Дамочка с тротуара, внезапно задев чугунное сердце Бориса, с каждым днем всё глубже в нем отпечатывалась. Казалось, что сердце треснет, столько в нем было теперь этого дурацкого, как у старухи, платка, грубых варежек, чулок цвета жухлых листьев. А ноги? Он вспоминал длинные гладкие икры и поскрипывал зубами.

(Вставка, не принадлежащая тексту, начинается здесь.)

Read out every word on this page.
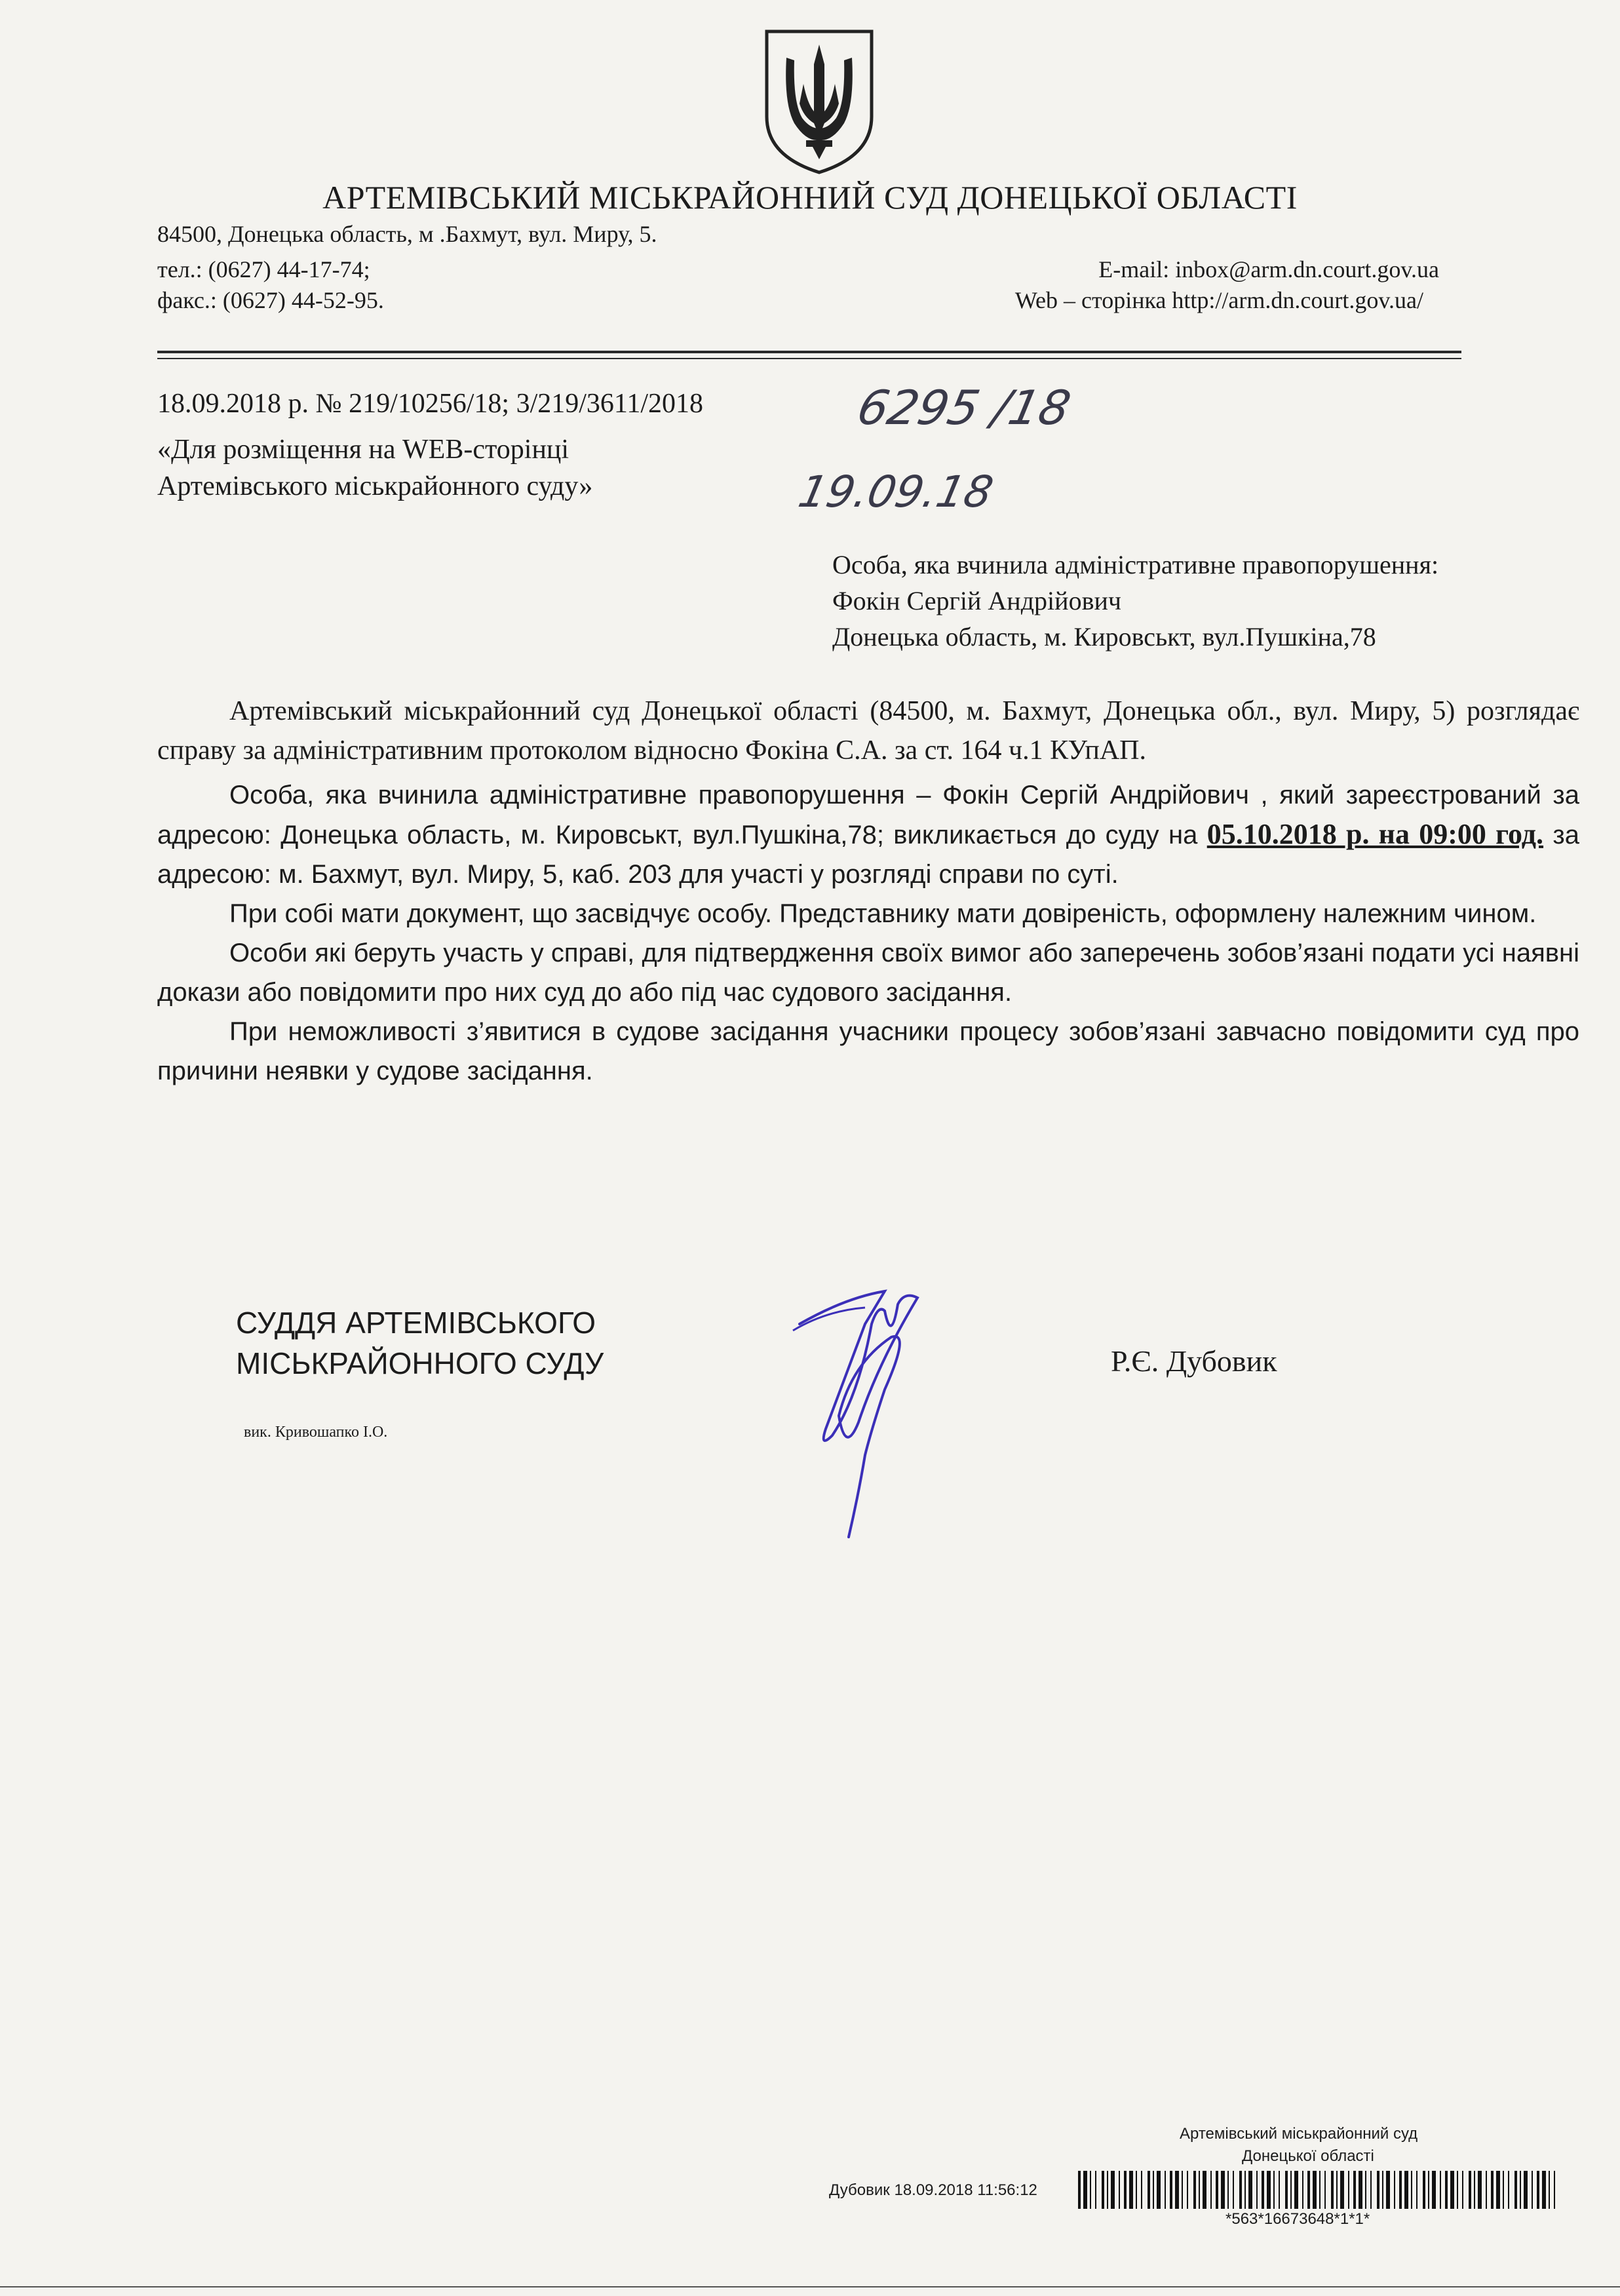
АРТЕМІВСЬКИЙ МІСЬКРАЙОННИЙ СУД ДОНЕЦЬКОЇ ОБЛАСТІ
84500, Донецька область, м .Бахмут, вул. Миру, 5.
тел.: (0627) 44-17-74;
факс.: (0627) 44-52-95.
E-mail: inbox@arm.dn.court.gov.ua
Web – сторінка http://arm.dn.court.gov.ua/
18.09.2018 р. № 219/10256/18; 3/219/3611/2018
«Для розміщення на WEB-сторінці
Артемівського міськрайонного суду»
6295 /18
19.09.18
Особа, яка вчинила адміністративне правопорушення:
Фокін Сергій Андрійович
Донецька область, м. Кировськт, вул.Пушкіна,78

Артемівський міськрайонний суд Донецької області (84500, м. Бахмут, Донецька обл., вул. Миру, 5) розглядає справу за адміністративним протоколом відносно Фокіна С.А. за ст. 164 ч.1 КУпАП.

Особа, яка вчинила адміністративне правопорушення – Фокін Сергій Андрійович , який зареєстрований за адресою: Донецька область, м. Кировськт, вул.Пушкіна,78; викликається до суду на 05.10.2018 р. на 09:00 год. за адресою: м. Бахмут, вул. Миру, 5, каб. 203 для участі у розгляді справи по суті.

При собі мати документ, що засвідчує особу. Представнику мати довіреність, оформлену належним чином.

Особи які беруть участь у справі, для підтвердження своїх вимог або заперечень зобов’язані подати усі наявні докази або повідомити про них суд до або під час судового засідання.

При неможливості з’явитися в судове засідання учасники процесу зобов’язані завчасно повідомити суд про причини неявки у судове засідання.

СУДДЯ АРТЕМІВСЬКОГО
МІСЬКРАЙОННОГО СУДУ
вик. Кривошапко І.О.
Р.Є. Дубовик
Артемівський міськрайонний суд
Донецької області
Дубовик 18.09.2018 11:56:12
*563*16673648*1*1*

Отыскать молодку труда не составило. Кошель не поленился один из свободных дней провести, устроившись на валуне вблизи той самой дорожки. Со стороны не светился, но сам видел всё и всех. К вечеру дамочка появилась. Шла, всё также закутанная, поддерживаемая под локоть каким-то хлыщем. Борис проследил их путь. Сквозь неплотно задернутые занавески убедился, что барак, в который они вошли, ее квартира.
Когда она размоталась и сняла тяжелое пальто, голова Бориса чуточку закружилась. Женщина была совершенна, как актриса. Прямая спина, гордо вздернутый подбородок, брови вразлет, крупные белые зубы. В низких лацканах темного костюма виднелась потрясающая грудь. Не сама грудь, конечно, а только блузка, но под гладким шелком, под ленточным бантиком угадывалось роскошество, убедившее парня завоевать эту красотку, чего бы ни стоило.
Красотка поправила волосы, черными кудрями, спускавшиеся на воротник и открывающие крупные уши, с которых не свисало серег. Прижалась к своему то ли мужу, то ли хахалю, и Борис спрыгнул с завалинки. Смотреть дальше было неинтересно.
Первый пункт программы завершен. Барышня отыскалась. Никуда она теперь от него не денется. Завтра можно приступать к пункту два: знакомству. Третий и четвертый пункты обозначатся по ходу дела. Кто знает, может еще придется свернуть весь план действий. Может, не захочется ничего дальше. Может, краля эта на самом деле – тупая курица, не стоящая его внимания и усилий. Перепихнуться есть с кем и без нее. Так пытался думать Борис, чуя нутром опытного обольстителя, что ничего не свернется, а наоборот развернется, и финал еще не начавшейся истории ему не предугадать. Но он обожал опасности, риск, игру, и потому еще сильнее пожелал эту женщину.
С самого начала всё пошло не так. Сколько бы Кошелев не попадался на пути, она его не замечала. Просто-напросто НЕ ВИ-ДЕ-ЛА. Он и здоровался, и время спрашивал, и комплименты отпускал, и след в след ходил. Бесполезно. Каждый раз она отвечала что-то невнятно-беглое, и безразлично плыла мимо, поскрипывая ботами. Борис растерялся. Быть пустым местом ему быть еще не доводилось.
– А чего мы такие фифы? – произносил он монологи, ворочаясь без сна на постели. – Что из себя воображаем? Ну симпатичная – признаю. Шмотки как надо прилажены. Интересно, где она барахолится? Не шибко санитарки в больницах зашибают, чтобы такие жакетки носить. Поломойка! Из одного барака в другой перепрыгнула, а – нос воротишь?!
Он вспоминал белую бязевую косынку, повязанную на затылке, закатанные валиком рукава и стонал:
– Вот же стервоза!
В безразмерном халате санитарки, с обтрепанными завязками на спине, подпоясанная кушаком, Оксана Михайленко казалась соблазнительнее, чем в киношном костюме с бантом. Добавлялось теплое ощущение податливой ласковости «сестрички», и это будоражило.
Практически всё теперь про нее Кошелев знал. Кроме одного – как юная хохлушечка попала на великую северную стройку. В его среде заказано интересоваться скользкими деталями чужой биографии, но все равно непонятно. Выходит, девчонка оказалась здесь лет в десять. За какие же грехи? Малолеток на канал не пихали, родичей у нее, похоже, никаких не имеется. Странная ситуация. Плевать. Что он – следователь?.. Всё в прошлом – взрывы, граниты, война. Мирная житуха вокруг, воля вольная – пользуйся, коли сила есть! Судя по хахалям, сил в этой санитарочке немеряно!